MASALLARDA ÖTEKİLEŞTİRDİKLERİMİZ

Print Friendly, PDF & Email

Masallarda bizlere sevimsiz gelen, benimseyemediğimiz, kızdığımız, abartılı bulduğumuz, korktuğumuz, nefret ettiğimiz v.b. bazı karakterler ve süreçler vardır. Hatta sırf bu yüzden sevmediğimiz masallar olabilir.

Kazan kaynatıp; olağan üstü yetenekleri olan cadılar, masumları yutan kurtlar, yolumuzu kaybettiren ormanlar, içinden çıkılamaz görünen kuyular, her şeyi yerle bir eden fırtınalar, kurbağa prensler ve prensesler gibi…
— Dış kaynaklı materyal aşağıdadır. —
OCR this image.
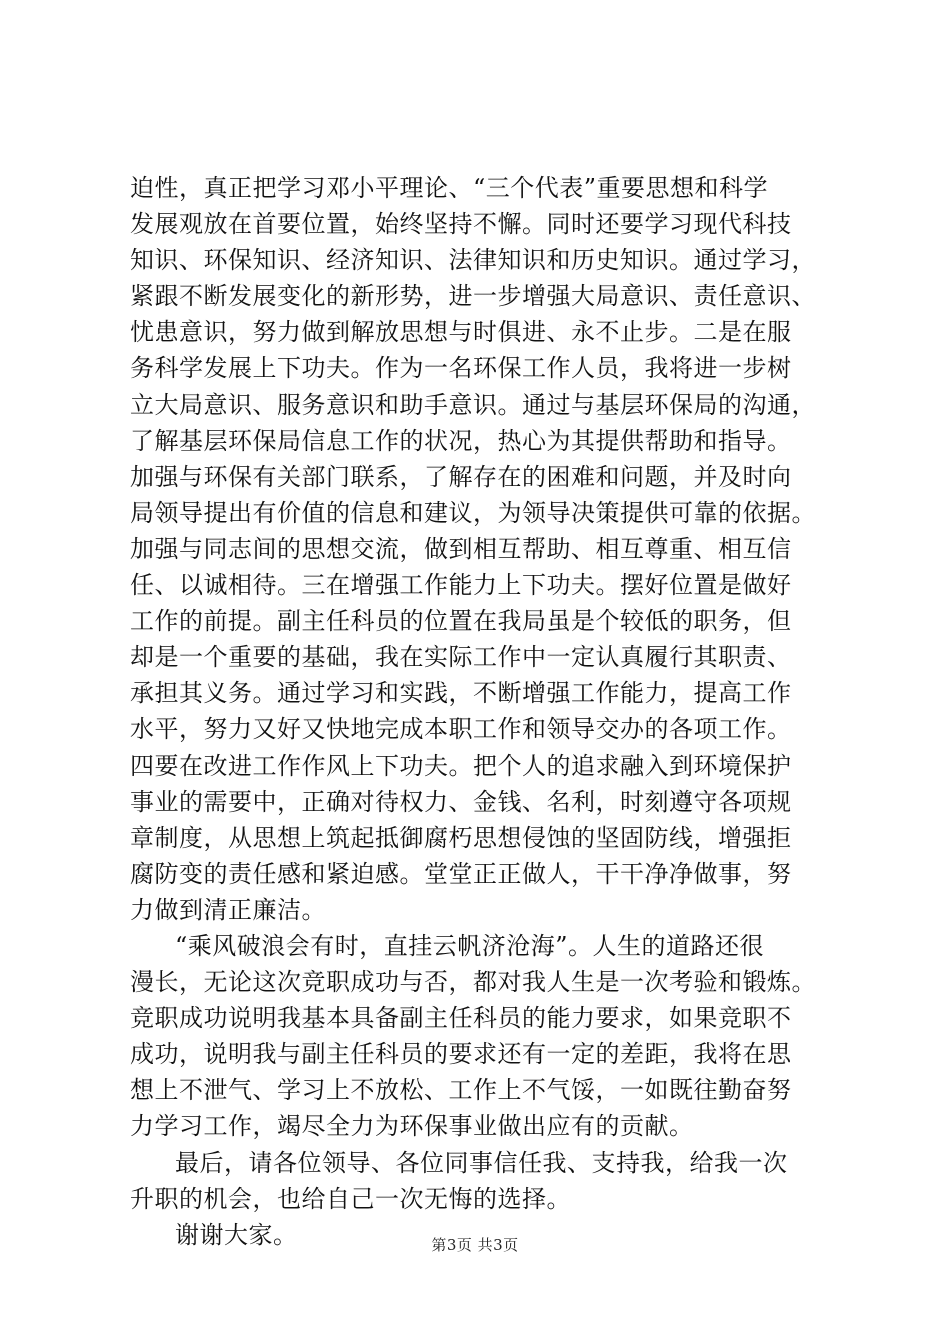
迫性，真正把学习邓小平理论、“三个代表”重要思想和科学
发展观放在首要位置，始终坚持不懈。同时还要学习现代科技
知识、环保知识、经济知识、法律知识和历史知识。通过学习，
紧跟不断发展变化的新形势，进一步增强大局意识、责任意识、
忧患意识，努力做到解放思想与时俱进、永不止步。二是在服
务科学发展上下功夫。作为一名环保工作人员，我将进一步树
立大局意识、服务意识和助手意识。通过与基层环保局的沟通，
了解基层环保局信息工作的状况，热心为其提供帮助和指导。
加强与环保有关部门联系，了解存在的困难和问题，并及时向
局领导提出有价值的信息和建议，为领导决策提供可靠的依据。
加强与同志间的思想交流，做到相互帮助、相互尊重、相互信
任、以诚相待。三在增强工作能力上下功夫。摆好位置是做好
工作的前提。副主任科员的位置在我局虽是个较低的职务，但
却是一个重要的基础，我在实际工作中一定认真履行其职责、
承担其义务。通过学习和实践，不断增强工作能力，提高工作
水平，努力又好又快地完成本职工作和领导交办的各项工作。
四要在改进工作作风上下功夫。把个人的追求融入到环境保护
事业的需要中，正确对待权力、金钱、名利，时刻遵守各项规
章制度，从思想上筑起抵御腐朽思想侵蚀的坚固防线，增强拒
腐防变的责任感和紧迫感。堂堂正正做人，干干净净做事，努
力做到清正廉洁。
“乘风破浪会有时，直挂云帆济沧海”。人生的道路还很
漫长，无论这次竞职成功与否，都对我人生是一次考验和锻炼。
竞职成功说明我基本具备副主任科员的能力要求，如果竞职不
成功，说明我与副主任科员的要求还有一定的差距，我将在思
想上不泄气、学习上不放松、工作上不气馁，一如既往勤奋努
力学习工作，竭尽全力为环保事业做出应有的贡献。
最后，请各位领导、各位同事信任我、支持我，给我一次
升职的机会，也给自己一次无悔的选择。
谢谢大家。	第3页 共3页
Bunlar olmasaydı masallar daha mı güzel ve iyi olur du?

Tabi ki hayır. Sürekli bahsedilen masalların iyi gelen, iyileştiren, terapötik etkileri bizlerin benimsemekte, kabullenmekte, içselleştirmekte zorlandığımız, sevimsiz bulduğumuz yönlerine bağlıdır. Çünkü bizlere gerçeği anlatırlar. Gerçekliğimizi anlatırlar.

Çok ilginç ve olağanüstü bulurum masalların abartılı, olağan dışı, gerçek dışı gibi görünen yönleriyle bizlere gerçekleri söylüyor olabilmelerini. Çünkü akıl ve muhakeme yeteneğimizle kendimize ait gerçekliğin farkında olduğumuz yanılgısına kapılırız çoğunlukla. Beni benden daha iyi kim bilebilir ki? Masallar bizleri bizden daha iyi biliyorlar…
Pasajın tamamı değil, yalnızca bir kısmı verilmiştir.